Features
Features of Flexter:
● Convert XML to a relational Target Schema (XML2ER module).
● Convert JSON to relational Target Schema (JSON2ER module).
● Convert XML & XSD to relational Target Schema (XSD2ER module).
● Optimisation algorithms to simplify Target Schema.
● Load text files to database (MERGE2ER module from Flexter 1.7).
● Import SQL query result for data conversion (MERGE2ER module from Flexter 1.7).
● Convert data from one database to another database (MERGE2ER module from Flexter 1.7) .

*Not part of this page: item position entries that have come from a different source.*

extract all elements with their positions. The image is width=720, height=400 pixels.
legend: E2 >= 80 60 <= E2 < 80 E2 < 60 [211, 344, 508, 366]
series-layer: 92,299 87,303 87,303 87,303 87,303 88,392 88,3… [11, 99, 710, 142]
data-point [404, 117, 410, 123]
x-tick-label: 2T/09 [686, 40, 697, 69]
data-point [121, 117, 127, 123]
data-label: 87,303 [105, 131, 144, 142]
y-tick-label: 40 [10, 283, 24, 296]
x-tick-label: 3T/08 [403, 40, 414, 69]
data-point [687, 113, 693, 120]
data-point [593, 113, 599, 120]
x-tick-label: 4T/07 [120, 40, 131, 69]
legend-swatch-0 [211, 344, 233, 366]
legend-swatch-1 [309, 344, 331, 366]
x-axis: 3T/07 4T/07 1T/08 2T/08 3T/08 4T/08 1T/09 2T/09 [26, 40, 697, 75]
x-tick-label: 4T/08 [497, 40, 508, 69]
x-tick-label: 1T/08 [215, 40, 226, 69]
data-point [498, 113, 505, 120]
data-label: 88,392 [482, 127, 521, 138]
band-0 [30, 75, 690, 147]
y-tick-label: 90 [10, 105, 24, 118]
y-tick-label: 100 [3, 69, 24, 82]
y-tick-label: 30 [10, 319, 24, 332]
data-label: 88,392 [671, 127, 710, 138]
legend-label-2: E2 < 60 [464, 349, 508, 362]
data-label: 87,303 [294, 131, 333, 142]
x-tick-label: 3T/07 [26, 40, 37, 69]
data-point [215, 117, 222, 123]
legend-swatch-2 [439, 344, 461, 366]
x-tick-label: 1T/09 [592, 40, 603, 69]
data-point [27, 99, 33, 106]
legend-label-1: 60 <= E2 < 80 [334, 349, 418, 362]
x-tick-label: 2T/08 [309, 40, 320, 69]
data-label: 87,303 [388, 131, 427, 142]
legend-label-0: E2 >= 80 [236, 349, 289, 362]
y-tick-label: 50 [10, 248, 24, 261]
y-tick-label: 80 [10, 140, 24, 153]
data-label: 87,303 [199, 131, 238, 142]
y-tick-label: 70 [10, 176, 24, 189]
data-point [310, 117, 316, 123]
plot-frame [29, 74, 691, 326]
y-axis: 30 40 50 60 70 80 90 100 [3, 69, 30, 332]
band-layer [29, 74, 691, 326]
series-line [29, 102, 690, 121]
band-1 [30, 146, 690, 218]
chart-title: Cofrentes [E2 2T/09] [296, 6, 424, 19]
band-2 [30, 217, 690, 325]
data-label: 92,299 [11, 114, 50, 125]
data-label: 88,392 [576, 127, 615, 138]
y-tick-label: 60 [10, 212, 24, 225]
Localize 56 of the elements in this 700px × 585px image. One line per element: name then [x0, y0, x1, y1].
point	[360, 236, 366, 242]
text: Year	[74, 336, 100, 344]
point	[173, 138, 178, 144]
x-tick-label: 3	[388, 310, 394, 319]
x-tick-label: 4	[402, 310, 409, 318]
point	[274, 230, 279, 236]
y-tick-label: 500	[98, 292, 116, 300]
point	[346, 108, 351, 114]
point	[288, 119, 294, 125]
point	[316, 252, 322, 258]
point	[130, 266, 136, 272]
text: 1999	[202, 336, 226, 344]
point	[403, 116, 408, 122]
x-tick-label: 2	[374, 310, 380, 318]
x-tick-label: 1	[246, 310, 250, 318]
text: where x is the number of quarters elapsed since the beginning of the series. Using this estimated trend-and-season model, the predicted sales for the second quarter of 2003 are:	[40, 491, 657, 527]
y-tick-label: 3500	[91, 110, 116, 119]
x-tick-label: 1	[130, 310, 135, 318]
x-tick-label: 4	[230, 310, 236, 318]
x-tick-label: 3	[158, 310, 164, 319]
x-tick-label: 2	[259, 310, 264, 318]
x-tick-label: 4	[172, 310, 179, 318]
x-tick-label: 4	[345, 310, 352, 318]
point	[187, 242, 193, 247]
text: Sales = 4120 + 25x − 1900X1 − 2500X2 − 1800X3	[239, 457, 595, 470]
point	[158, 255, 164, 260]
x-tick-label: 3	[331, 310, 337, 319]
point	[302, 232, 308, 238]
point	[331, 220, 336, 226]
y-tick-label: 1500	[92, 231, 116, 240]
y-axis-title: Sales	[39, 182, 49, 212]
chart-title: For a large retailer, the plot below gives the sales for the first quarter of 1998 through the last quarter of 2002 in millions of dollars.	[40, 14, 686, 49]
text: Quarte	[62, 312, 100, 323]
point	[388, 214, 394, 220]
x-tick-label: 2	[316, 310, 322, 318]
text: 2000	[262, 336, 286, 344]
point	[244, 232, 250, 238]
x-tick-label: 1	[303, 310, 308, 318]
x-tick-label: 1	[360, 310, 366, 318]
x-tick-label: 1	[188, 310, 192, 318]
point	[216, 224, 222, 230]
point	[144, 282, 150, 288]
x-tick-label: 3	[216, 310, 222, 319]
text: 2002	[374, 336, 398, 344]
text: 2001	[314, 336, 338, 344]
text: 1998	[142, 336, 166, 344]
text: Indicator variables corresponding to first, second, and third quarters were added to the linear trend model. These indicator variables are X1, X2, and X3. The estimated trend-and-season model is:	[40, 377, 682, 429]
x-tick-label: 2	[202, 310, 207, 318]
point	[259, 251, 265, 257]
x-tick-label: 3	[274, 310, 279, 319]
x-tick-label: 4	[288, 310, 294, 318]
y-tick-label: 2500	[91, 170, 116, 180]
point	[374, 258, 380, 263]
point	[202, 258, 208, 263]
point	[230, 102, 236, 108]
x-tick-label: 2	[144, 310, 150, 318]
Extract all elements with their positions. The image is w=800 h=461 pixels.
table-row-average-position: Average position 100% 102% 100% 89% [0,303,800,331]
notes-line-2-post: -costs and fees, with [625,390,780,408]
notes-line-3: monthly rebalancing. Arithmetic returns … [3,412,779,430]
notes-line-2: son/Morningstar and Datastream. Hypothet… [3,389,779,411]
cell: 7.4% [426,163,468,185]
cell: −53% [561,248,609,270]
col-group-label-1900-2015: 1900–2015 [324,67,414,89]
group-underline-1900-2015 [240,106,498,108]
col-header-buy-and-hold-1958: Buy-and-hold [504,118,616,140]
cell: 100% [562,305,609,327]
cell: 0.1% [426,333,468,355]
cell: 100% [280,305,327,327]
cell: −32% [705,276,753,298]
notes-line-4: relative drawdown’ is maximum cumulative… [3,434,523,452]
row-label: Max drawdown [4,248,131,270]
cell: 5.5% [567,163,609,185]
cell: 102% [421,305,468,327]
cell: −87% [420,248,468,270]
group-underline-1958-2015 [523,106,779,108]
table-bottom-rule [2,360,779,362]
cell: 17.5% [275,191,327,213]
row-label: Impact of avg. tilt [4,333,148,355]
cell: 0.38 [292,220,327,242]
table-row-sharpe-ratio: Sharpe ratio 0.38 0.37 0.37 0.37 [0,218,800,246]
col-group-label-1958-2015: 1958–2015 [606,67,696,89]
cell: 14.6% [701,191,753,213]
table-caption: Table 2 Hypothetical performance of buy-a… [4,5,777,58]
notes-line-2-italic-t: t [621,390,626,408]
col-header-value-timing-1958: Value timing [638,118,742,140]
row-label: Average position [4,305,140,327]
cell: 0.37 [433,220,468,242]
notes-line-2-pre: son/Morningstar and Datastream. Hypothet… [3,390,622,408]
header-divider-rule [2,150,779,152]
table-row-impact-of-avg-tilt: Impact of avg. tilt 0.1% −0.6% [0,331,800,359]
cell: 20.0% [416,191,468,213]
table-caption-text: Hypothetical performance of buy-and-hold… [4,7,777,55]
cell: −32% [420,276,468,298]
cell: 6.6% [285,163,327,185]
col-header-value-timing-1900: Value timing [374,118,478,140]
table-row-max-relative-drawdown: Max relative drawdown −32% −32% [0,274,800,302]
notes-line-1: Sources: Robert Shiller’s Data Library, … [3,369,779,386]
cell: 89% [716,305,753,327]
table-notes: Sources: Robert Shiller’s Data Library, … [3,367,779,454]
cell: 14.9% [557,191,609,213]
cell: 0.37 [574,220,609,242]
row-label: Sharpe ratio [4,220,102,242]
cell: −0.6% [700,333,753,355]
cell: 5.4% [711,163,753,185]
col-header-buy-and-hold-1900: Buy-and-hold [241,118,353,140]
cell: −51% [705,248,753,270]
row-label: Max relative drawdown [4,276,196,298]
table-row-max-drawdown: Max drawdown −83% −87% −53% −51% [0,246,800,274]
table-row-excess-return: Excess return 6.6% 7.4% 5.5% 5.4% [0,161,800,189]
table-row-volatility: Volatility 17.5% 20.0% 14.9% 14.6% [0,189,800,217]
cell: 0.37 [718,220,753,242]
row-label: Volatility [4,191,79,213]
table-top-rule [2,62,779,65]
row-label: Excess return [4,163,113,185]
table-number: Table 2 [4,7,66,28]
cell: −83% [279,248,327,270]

● Merge small files (MERGE2ER module).
● Visualize the diagramas and schema leanage with FLEXTER-UI module
Input
- XML/JSON on FTP/SFTP, HTTP/HTTPS, Network folder, Hadoop-FS, Amazon S3, Google Storage
- Inside of tabular file columns - CSV/TSV/PSV, Parquet, ORC, Avro
- Inside of databases columns - BLOB/VARCHAR/CLOB/XMLTYPE/JSON, Oracle, Postgres, MySQL, MSSQL, Derby, Hive, BigQuery, Snowflake, Teradata, Yellowbrick
Output
- Network folder, Hadoop-FS, Amazon S3, Google Storage
- CSV/TSV/PSV, Parquet, JSON, ORC, Avro
- Oracle, Postgres, MySQL, MSSQL, Derby, Hive, BigQuery, Snowflake, Teradata, Yellowbrick
Automation
- Auto-generates the target output schema and mappings to it based on XSD (normalised relational format).
- Auto-generates the target output schema and mappings to it based on statistics taken over XML/JSON sample (normalised relational format).
- Auto-generates the table relationships of output and primary and foreign keys. Execution engine automatically populates the output schema.
Optimisations
By using various schema optimisation algorithms, Flexter makes the target schema more compact and easier to work with for downstream analytics, e.g. it eliminates duplicate and redundant data points or intelligently re-assigns data points to entities.
Loops or multiple passes over XML/JSON files are eliminated. In most ETL tools developers have to iterate many times over the same XML/JSON file to free the data. With Flexter, each XML/JSON file is loaded once and shredded into its data components.
Performance
Flexter is built on top of Spark, a distributed compute framework. It also scales linearly and can handle any data volume.
Processing can happen in-memory for faster throughput.
Schema and Lineage Browser
Data analysts can use Flexter to visually browse the input and optimised output schemas. They can also browse the lineage and mappings between source and target schemas.